Round activity and closing council. The session was concluded with a round format

with people in pairs reading a print out of the Five Remembrances. I had done this activity at

Upaya two months prior and had a very moving experience and wanted to share this with the

group. Space in the room was limited, so people stood in pairs in a line format. Each person

in the pair read the Five Remembrances to each other, then the head person in line A moved to

the end of the line and every one in line A moved up one person. I instructed that we are all

impermanent, and that we are not different from our patients. Time was running out in the

session. I could see that as the activity started that the space was awkward, people were close

together making it noisy and difficult for some to hear. Some people seemed uncomfortable.
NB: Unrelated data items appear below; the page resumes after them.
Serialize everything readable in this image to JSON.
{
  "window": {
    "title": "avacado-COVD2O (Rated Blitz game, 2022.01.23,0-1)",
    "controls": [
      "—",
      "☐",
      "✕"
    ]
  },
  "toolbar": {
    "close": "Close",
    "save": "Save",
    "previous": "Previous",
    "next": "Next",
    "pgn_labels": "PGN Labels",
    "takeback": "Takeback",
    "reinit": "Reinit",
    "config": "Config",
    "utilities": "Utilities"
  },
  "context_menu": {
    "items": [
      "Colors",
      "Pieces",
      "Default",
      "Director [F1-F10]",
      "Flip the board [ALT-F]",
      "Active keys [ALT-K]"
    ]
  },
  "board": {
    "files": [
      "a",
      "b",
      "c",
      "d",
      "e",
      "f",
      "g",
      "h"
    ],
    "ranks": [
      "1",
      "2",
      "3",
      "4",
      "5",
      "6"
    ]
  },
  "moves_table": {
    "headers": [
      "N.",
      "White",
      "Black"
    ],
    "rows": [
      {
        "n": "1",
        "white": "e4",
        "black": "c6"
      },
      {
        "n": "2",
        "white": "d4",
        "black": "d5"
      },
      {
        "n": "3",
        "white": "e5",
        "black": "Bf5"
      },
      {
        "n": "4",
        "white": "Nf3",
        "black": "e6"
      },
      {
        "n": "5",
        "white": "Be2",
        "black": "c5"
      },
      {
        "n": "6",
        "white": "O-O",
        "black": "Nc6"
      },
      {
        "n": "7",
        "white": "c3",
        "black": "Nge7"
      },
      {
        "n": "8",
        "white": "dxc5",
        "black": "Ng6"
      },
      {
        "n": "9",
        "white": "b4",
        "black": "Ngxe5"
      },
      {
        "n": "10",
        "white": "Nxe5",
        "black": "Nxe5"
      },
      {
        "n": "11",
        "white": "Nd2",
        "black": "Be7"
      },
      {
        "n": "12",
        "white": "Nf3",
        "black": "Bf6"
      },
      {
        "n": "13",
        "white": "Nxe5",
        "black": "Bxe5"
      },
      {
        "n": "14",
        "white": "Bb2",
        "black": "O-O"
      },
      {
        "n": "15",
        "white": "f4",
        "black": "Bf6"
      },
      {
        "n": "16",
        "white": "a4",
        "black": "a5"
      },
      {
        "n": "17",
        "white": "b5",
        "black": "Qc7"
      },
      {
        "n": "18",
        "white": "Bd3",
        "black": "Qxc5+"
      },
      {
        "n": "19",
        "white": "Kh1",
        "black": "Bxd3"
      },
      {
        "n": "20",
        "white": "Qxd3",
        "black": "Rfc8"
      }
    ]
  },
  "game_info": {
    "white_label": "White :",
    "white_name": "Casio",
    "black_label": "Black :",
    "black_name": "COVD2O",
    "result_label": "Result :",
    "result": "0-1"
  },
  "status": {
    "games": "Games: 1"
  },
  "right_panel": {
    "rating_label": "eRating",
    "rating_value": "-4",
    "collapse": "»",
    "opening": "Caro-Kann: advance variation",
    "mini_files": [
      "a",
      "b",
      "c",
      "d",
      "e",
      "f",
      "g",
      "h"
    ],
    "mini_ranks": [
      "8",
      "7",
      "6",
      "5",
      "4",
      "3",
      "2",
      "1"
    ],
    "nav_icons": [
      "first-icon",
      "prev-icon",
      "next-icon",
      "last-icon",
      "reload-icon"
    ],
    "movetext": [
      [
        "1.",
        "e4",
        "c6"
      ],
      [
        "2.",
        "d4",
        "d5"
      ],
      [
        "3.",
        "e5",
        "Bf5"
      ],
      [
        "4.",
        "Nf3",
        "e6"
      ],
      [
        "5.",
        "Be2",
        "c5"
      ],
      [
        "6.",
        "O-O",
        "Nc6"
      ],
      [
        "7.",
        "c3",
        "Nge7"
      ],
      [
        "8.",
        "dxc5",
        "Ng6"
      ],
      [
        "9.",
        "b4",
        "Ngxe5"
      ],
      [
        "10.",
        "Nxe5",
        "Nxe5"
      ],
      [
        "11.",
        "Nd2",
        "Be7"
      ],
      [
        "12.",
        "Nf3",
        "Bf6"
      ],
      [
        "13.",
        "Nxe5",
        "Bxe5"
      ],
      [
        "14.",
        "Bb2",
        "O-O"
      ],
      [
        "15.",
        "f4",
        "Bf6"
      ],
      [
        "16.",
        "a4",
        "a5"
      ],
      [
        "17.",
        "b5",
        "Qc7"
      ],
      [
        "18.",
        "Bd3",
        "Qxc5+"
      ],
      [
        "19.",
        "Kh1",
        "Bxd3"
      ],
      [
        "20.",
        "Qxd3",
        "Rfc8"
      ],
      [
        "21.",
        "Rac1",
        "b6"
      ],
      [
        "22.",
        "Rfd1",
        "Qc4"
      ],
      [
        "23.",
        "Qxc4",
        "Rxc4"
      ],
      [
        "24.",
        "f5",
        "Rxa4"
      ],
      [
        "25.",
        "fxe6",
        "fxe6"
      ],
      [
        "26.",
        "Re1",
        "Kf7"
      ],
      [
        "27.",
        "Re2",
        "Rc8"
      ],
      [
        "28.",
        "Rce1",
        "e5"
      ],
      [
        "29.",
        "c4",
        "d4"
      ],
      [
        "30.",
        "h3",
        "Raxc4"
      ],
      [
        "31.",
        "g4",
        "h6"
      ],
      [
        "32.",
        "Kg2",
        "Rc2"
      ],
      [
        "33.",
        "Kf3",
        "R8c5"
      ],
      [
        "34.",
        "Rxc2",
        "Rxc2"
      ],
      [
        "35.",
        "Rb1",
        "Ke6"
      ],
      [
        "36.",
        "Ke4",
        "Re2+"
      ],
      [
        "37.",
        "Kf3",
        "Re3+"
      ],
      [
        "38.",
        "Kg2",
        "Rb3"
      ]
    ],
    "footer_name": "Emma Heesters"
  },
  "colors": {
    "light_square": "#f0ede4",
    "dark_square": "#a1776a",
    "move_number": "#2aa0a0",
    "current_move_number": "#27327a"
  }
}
Instead of being flexible and modifying the activity, I continued to maintain control and safety

for myself. At the conclusion, the session was 10 minutes past the ending time so I had a one

word check out for the closing reflection circle. Most responses were about gratitude for this

time together and for the people in the group and all they do for the patients and their families

in hospice. The second to last person replied that they were annoyed. I breathed and smiled

as I heard that and acknowledged to myself that a negative feeling was equally welcome with

positive feelings; however, my attachment to the positive was notable. There was little

exchange between myself and the group as people left.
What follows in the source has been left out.